Des activistes de Greenpeace International et d’organisations alliées ont mené une action aujourd’hui devant le tribunal d’Amsterdam, déployant une banderole indiquant “Energy Transfer, bienvenue en Europe, ou la liberté d’expression existe toujours”.

“Les procédures-bâillons constituent une menace directe pour la liberté d’expression et le droit de protester pacifiquement” explique Mads Flarup Christensen, directeur de Greenpeace International . “L’affaire que nous menons ici face à Energy Transfer pourrait marquer un tournant dans la lutte contre les poursuites judiciaires destinées à intimider, et prouver que les entreprises ne peuvent pas obtenir gain de cause via un harcèlement judiciaire.”

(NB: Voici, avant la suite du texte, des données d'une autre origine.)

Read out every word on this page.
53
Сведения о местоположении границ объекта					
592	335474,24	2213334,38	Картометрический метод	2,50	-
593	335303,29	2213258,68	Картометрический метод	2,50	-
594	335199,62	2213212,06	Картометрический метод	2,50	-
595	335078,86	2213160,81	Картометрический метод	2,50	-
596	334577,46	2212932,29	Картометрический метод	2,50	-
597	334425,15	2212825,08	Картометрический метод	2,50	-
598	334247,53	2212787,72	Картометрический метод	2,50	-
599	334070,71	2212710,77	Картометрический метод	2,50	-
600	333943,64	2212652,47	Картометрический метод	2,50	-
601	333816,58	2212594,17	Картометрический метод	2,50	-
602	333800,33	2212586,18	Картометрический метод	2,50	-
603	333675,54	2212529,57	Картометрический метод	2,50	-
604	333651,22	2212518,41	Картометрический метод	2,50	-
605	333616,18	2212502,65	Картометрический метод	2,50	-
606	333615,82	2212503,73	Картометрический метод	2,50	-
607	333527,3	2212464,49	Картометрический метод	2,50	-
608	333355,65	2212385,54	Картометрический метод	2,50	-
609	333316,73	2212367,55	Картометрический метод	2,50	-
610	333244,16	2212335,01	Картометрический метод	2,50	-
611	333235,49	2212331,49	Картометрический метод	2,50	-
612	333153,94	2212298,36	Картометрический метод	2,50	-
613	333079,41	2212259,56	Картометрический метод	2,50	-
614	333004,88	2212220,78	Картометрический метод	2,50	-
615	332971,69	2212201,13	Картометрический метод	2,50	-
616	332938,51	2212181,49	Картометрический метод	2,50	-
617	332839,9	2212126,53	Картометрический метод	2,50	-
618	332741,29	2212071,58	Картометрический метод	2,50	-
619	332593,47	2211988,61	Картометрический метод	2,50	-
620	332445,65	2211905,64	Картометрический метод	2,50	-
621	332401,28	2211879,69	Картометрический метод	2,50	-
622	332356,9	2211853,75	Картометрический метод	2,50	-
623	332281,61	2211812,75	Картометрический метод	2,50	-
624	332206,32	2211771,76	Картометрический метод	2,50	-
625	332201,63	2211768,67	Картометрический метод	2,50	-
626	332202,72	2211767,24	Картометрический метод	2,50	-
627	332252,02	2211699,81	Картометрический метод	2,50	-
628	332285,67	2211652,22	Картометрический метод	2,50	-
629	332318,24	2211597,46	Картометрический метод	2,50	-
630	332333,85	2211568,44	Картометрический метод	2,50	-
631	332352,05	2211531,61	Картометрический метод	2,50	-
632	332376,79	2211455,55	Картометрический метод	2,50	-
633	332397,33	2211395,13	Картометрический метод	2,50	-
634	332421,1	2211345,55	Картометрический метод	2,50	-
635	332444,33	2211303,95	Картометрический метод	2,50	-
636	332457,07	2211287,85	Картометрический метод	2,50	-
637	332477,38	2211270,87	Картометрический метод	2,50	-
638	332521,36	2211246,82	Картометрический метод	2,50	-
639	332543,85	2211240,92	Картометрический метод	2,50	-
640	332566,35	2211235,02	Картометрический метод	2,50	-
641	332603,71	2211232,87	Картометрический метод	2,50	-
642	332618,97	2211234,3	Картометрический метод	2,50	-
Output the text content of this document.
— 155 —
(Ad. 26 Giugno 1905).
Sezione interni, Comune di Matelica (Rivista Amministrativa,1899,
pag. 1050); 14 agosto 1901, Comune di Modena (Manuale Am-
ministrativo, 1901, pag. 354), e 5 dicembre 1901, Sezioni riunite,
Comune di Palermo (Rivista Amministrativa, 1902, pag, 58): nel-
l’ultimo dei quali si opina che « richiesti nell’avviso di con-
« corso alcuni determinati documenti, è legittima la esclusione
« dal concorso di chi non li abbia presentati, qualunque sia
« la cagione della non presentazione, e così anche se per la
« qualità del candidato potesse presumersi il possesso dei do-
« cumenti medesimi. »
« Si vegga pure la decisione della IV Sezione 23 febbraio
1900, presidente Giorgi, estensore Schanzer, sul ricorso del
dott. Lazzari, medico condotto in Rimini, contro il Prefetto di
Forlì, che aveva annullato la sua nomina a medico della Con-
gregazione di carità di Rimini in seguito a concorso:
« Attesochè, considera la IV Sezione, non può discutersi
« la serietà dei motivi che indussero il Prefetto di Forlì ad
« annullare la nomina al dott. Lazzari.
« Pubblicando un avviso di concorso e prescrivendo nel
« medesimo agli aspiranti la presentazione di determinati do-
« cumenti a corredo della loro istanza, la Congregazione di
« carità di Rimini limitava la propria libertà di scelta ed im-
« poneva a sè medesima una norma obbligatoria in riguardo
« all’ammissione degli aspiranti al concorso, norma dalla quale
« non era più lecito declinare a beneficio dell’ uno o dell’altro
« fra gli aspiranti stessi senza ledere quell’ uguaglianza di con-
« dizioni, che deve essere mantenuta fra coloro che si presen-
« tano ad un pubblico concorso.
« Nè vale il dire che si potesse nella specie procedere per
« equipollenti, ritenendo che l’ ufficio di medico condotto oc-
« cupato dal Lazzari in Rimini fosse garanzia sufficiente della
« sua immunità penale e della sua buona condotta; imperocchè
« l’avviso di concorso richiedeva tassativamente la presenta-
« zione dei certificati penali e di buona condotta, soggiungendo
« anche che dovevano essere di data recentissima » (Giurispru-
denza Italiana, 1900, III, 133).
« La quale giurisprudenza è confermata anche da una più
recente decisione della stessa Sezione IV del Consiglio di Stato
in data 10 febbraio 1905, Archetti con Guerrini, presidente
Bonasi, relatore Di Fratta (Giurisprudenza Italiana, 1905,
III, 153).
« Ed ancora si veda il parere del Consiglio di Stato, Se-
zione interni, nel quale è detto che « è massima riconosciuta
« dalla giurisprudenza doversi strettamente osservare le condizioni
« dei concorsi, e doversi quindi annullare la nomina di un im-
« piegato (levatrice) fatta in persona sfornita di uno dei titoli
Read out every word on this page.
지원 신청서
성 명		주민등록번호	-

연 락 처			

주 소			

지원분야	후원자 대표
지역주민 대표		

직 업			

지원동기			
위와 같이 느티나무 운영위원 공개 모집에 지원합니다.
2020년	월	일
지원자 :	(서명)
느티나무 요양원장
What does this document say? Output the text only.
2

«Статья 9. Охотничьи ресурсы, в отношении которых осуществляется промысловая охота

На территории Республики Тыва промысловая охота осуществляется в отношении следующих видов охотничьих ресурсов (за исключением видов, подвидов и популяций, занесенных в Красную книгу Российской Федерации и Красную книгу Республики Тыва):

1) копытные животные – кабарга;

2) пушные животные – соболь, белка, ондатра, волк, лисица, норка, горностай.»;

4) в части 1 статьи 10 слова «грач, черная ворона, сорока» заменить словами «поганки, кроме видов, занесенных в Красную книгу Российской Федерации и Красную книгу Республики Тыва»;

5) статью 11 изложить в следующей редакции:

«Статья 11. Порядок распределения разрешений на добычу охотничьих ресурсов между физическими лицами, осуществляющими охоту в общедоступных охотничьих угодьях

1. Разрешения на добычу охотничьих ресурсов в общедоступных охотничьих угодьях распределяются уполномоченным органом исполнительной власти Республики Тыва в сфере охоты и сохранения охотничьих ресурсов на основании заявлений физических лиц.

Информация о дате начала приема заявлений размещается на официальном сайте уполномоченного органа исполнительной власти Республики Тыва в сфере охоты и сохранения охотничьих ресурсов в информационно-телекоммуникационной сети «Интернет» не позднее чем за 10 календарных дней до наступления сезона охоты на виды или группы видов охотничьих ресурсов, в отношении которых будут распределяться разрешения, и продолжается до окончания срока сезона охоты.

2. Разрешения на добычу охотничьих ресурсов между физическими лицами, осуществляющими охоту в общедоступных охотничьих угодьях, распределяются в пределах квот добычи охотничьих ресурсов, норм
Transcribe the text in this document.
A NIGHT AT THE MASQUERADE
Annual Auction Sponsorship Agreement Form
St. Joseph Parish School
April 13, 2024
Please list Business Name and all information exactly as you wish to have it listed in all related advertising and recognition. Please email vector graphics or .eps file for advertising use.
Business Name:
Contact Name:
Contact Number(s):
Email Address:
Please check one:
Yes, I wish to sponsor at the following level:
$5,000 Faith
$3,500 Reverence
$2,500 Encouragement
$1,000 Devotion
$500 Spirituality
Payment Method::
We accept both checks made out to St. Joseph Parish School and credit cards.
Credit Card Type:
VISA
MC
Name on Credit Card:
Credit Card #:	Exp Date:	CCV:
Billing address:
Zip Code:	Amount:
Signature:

La coalition européenne contre les procédures-baillons (Coalition Against SLAPPs in Europe ou CASE), a recensé un total de 1049 procédures-baillons en Europe entre 2010 et 2023. Elle concerne des organisations, des journalistes, des activistes, etc. Les États membres de l’UE ont jusqu’au 7 mai 2026 pour transposer la directive anti-SLAPP dans leur législation nationale, mais jusqu’à présent, peu de progrès ont été réalisés. Trente organisations demandent donc aujourd’hui à travers l’Europe à leurs pays respectifs de mettre en œuvre la directive.

“Cela fait plus d’un an que la directive ‘anti-SLAPP’ a été adoptée, mais sa mise en œuvre dans la pratique est effroyablement lente” déplore Charlie Holt, de Global Climate Legal Defense et membre de CASE. “Le procès intenté par Greenpeace International aux Pays-Bas fait figure de premier test majeur pour cette directive. Si cette protection ne s’applique pas dans une affaire qui abuse aussi clairement et agressivement du droit, alors quand le fera-t-elle ? Tant qu’un signal juridique fort ne sera pas envoyé, notre démocratie restera vulnérable à ce genre d’intimidation judiciaire.”

Les procédures-bâillons en Belgique

Des exemples de procédures-bâillons existent aussi en Belgique. Rappelons le cas du journaliste indépendant David Leloup, attaqué à de nombreuses reprises alors qu’il enquêtait sur l’affaire de corruption Nethis/Publifin. La RTBFLe Soir ou SudInfo ont également fait l’objet de procédures-bâillons. Dans un autre registre, deux organisations de défense des droits des animaux ont récemment été poursuivies pour diffamation et atteinte à l’honneur après avoir publié des textes critiques.

“Les entreprises qui lancent ce genre d’affaires n’ont la plupart du temps même pas pour objectif de les gagner” explique Nadia Cornejo, porte-parole de Greenpeace Belgique. “Le but est d’intimider, de faire taire et de ruiner financièrement les voix critiques. Et l’effet dépasse souvent les cibles des ces affaires. Cela peut dissuader des initiatives émanant d’autres médias, organisations ou citoyen·nes.”

Dans de nombreux pays européens, des statues de figures célèbres de la résistance ont été symboliquement baillonnées, notamment celle du prêtre Daens à Alost.

Une délégation du groupe de travail belge ‘anti-SLAPP’, auquel participe Greenpeace Belgique, se rend aujourd’hui au cabinet de la ministre fédérale de la Justice, Annelies Verlinden. Elle demande une transposition ambitieuse de la directive européenne anti-SLAPP dans la législation belge, conformément au modèle de loi élaboré par le groupe de travail.